It does sometimes make sense to have identifiers in non-English languages. If could be for a DSL, or it could be because the business logic concerns concepts which is not trivially translatable to english.
And this works right until a developer who doesn't speak the language will have to deal with that code, which will happen much sooner than you'd expect. Half of the fun is figuring out the meaning of variable names, the other half is figuring out how to type ß on a non-German keyboard.
Minor side note: I cannot for the life of me figure out why other operating systems won't borrow Apple's fantastic input scheme, in which this something as simple as a ß isn't a big deal. Need an emdash? Easy, option-shift-minus. Need an ñ? Easy, option-n-n. ß, ≠, ¡, ÷ or any number of other relatively common symbols? Easy. Most of them are even fairly mnemonic (e.g. ß is option-S, ¡ is option-1, ≠ is option-= and ÷ is option-/).
Lion made this even easier by stealing iOS's input scheme: Hold down a keyboard key for long enough and you can pick a special character out of a context pop out. îïíīįì šéē
I wish JS was better-suited to embedded DSLs. But without operator overloading, with required parens on function arguments, no (standard) method_missing, no atoms, and a limited set of characters for identifiers, it's pretty limited.
Not disagreeing with the sentiment, but if you’re using Windows, Linux, or OSX, you do have a searchable character map.
That fails when you don’t know the name of the character, in which case you can use something like Shapecatcher (http://shapecatcher.com/), but then how do you know whether it’s a Greek theta or a Coptic thethe or a Cherokee na or Cyrillic fita or Latin barred O?
Clearly our editing powers need to improve if we’re to feasibly use non–English-alphanumeric variable names.
I tend to avoid that as inevitably when someone has to use the variable, it's a bugger to work out what to type unless you're a unicode whizz. I'd use "theta" instead.
Iunno, perhaps editors should just get better about supporting “special” characters. Programming language notation kinda sucks without proper symbols. Every time I type “->” or “<=” I have to sigh a little inside. Do we really need to be able to type code on 50-year-old typewriters?
Emacs is alright about it though. There are keybindings for entering Unicode characters by name or number, and for getting information about the character at the cursor. You can also use a TeX-like input mode where “\lambda” is automatically replaced with “λ”. But really, I’d rather we rethink input methods altogether.

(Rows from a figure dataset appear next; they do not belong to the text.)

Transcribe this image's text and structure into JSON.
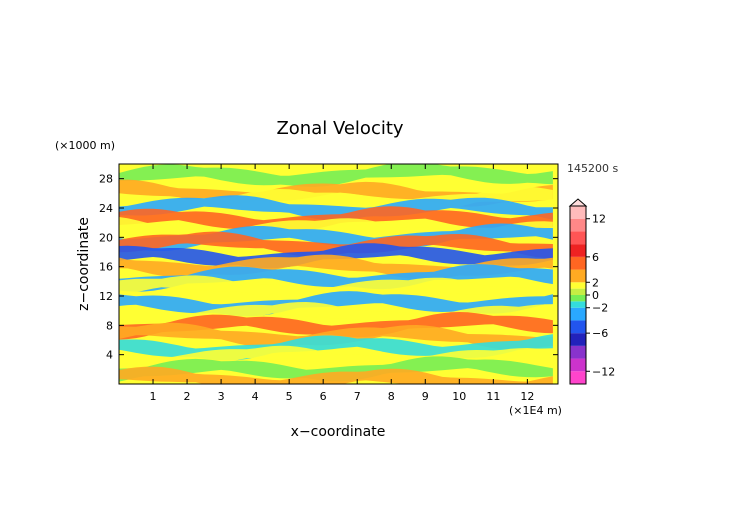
{
  "chart_data": {
    "type": "heatmap",
    "title": "Zonal Velocity",
    "xlabel": "x−coordinate",
    "ylabel": "z−coordinate",
    "x_unit": "(×1E4 m)",
    "y_unit": "(×1000 m)",
    "time_label": "145200 s",
    "xlim": [
      0,
      12.9
    ],
    "ylim": [
      0,
      30
    ],
    "x_ticks": [
      1,
      2,
      3,
      4,
      5,
      6,
      7,
      8,
      9,
      10,
      11,
      12
    ],
    "y_ticks": [
      4,
      8,
      12,
      16,
      20,
      24,
      28
    ],
    "grid": false,
    "colorbar": {
      "range": [
        -14,
        14
      ],
      "labeled_ticks": [
        -12,
        -6,
        -2,
        0,
        2,
        6,
        12
      ],
      "levels": [
        {
          "min": -14,
          "max": -12,
          "color": "#ff44cc"
        },
        {
          "min": -12,
          "max": -10,
          "color": "#cc33cc"
        },
        {
          "min": -10,
          "max": -8,
          "color": "#8833cc"
        },
        {
          "min": -8,
          "max": -6,
          "color": "#2222bb"
        },
        {
          "min": -6,
          "max": -4,
          "color": "#2255ee"
        },
        {
          "min": -4,
          "max": -2,
          "color": "#2aa8ff"
        },
        {
          "min": -2,
          "max": -1,
          "color": "#33dddd"
        },
        {
          "min": -1,
          "max": 0,
          "color": "#77ee55"
        },
        {
          "min": 0,
          "max": 1,
          "color": "#c6ee44"
        },
        {
          "min": 1,
          "max": 2,
          "color": "#ffff33"
        },
        {
          "min": 2,
          "max": 4,
          "color": "#ffaa22"
        },
        {
          "min": 4,
          "max": 6,
          "color": "#ff6622"
        },
        {
          "min": 6,
          "max": 8,
          "color": "#ee2222"
        },
        {
          "min": 8,
          "max": 10,
          "color": "#ff5555"
        },
        {
          "min": 10,
          "max": 12,
          "color": "#ff8888"
        },
        {
          "min": 12,
          "max": 14,
          "color": "#ffbbbb"
        }
      ]
    },
    "field_bands": [
      {
        "z": 28.5,
        "u": -0.5
      },
      {
        "z": 26.0,
        "u": 2.5
      },
      {
        "z": 25.0,
        "u": 1.0
      },
      {
        "z": 24.0,
        "u": -3.5
      },
      {
        "z": 22.5,
        "u": 5.0
      },
      {
        "z": 21.0,
        "u": 1.0
      },
      {
        "z": 20.0,
        "u": -4.0
      },
      {
        "z": 19.0,
        "u": 4.5
      },
      {
        "z": 17.5,
        "u": -5.5
      },
      {
        "z": 16.0,
        "u": 3.0
      },
      {
        "z": 14.5,
        "u": -3.0
      },
      {
        "z": 13.0,
        "u": 1.5
      },
      {
        "z": 11.0,
        "u": -2.5
      },
      {
        "z": 9.5,
        "u": 1.0
      },
      {
        "z": 8.0,
        "u": 4.0
      },
      {
        "z": 6.5,
        "u": 2.0
      },
      {
        "z": 5.0,
        "u": -1.5
      },
      {
        "z": 3.5,
        "u": 1.5
      },
      {
        "z": 2.0,
        "u": -1.0
      },
      {
        "z": 0.5,
        "u": 2.5
      }
    ]
  }
}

An Identifier is an IdentifierName that is not a ReservedWord.
In .NET CLR languages, you can use Unicode for identifiers like in JS, but an interesting side-effect of the 'common' aspect of the CLR is that you can use reserved keywords too. This is because reserved words in one language are not necessarily reserved words in another language.
Someone could write the following valid definition in VB.NET:
Public Property ushort() AS Integer
And because it's a reserved keyword in C# you'd have to reference it using the '@' escape:
foo.@ushort = 123;
(There are probably far more confusing examples than this)
More descriptively, it's a aspirated unvoiced sub-apical palatal plosive.
If you wish to make the sound, position your tongue like you're trying to stick it down your throat. The bottom of the tongue should be touching the top of your mouth. Then, make a "tuh" sound. If you do it right, it should sound hollow and "harder" than a normal Englilsh "t" sound.
The most legitimate use for this is for top-level namespaces, which need to be short or they'll junk up your code like crazy. jQuery already took $, and Underscore took _. Maybe 木, ϗ, _⃗, 个, î, 人, Ǝ (not ∃, that's illegal!), ℵ, 二, ℜ, 龍, ℕ, 八, Δ, 大, ʃ, ː, 卐, or as mentioned below, λ? ˀ is probably too obnoxious though.
For no particularly good reason, ☺ and ☠ are illegal. I think the Plan9 strategy of considering non-ASCII characters as identifier characters by default is probably a better one than changing the language grammar every time the Unicode standard revs.
The tutorial about "How to write unmaintanable code" would love this. They already have some hints about putting accents on "int i" and other subtileties like that
For those who like SQLite, it allows you to create tables and columns with zero length names (you have to quote) and it does indeed work correctly when you use them. This is valid:
CREATE TABLE ""("" "");
A zero length table name with one column with a zero length name having a type of a zero length name.
As my father said "just because you can put your penis in a goat, doesn't mean you should".